Slowly but surely we reach the point where we understand that this change, this movement of the part inside of us that always has what it needs in mind, is itself not the basis for providing an answer, but turns out to be the basis of our dissatisfaction.

If we're interested in spiritual things, we gradually realize that what we really need is to understand this nature that seems to be a bottomless basket, because there is no peace in it. Every time we find the peace that it promises by answering this nascent desire -- this movement that comes into us -- then we go here and there, and we always wind up eventually with the feeling of sand running through our fingers ... if not by the object of our desire actually falling apart, then by the very nature of time.

Eventually, we reach the point where we start to realize that we are not going to find peace, contentment, happiness, strength, fearlessness -- all of the things that in our heart of hearts we wish we had -- outside of us.
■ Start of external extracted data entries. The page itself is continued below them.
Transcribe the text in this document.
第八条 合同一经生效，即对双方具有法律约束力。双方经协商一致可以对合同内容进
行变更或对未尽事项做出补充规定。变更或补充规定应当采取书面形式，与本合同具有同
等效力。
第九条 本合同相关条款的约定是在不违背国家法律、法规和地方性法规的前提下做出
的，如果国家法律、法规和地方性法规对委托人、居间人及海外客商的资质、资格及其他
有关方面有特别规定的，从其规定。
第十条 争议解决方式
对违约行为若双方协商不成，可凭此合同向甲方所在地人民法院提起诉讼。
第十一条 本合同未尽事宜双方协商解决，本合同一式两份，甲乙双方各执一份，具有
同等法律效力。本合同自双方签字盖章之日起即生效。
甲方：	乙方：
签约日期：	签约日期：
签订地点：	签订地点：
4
That may sound like a simple idea, but we have to go through thousands of painful experiences before we start to realize that it's not a matter of looking in the wrong place; these multiple "dead-ends" are just the effect of the real problem which is this: we've been blindly following a part of us that "tells" us that it knows what we really need, but that is actually clueless! And with this realization, we begin a completely new stage in our journey.

Now we understand that the longing to seek out separate pleasures arises within us from separate parts of us that seek only a momentary completion of themselves, (and often at the cost of the whole of us, as well). In this new light of self-discovery we see two things at once:

First, it's impossible to arrive at wholeness a "piece" at a time. With that much clear, comes the (startling) realization we've been searching for all along: if we don't need to "create" this wholeness we seek, then there's only one thing left for us to do:

We need to see, and agree that what we seek already lives within us, and we within it. Now we know our one great task: watch for whatever promises us freedom, and then quietly, consciously refuse to see ourselves through the eyes of what we know is incomplete. Then we live wholeness itself, instead of spending our lives looking for it.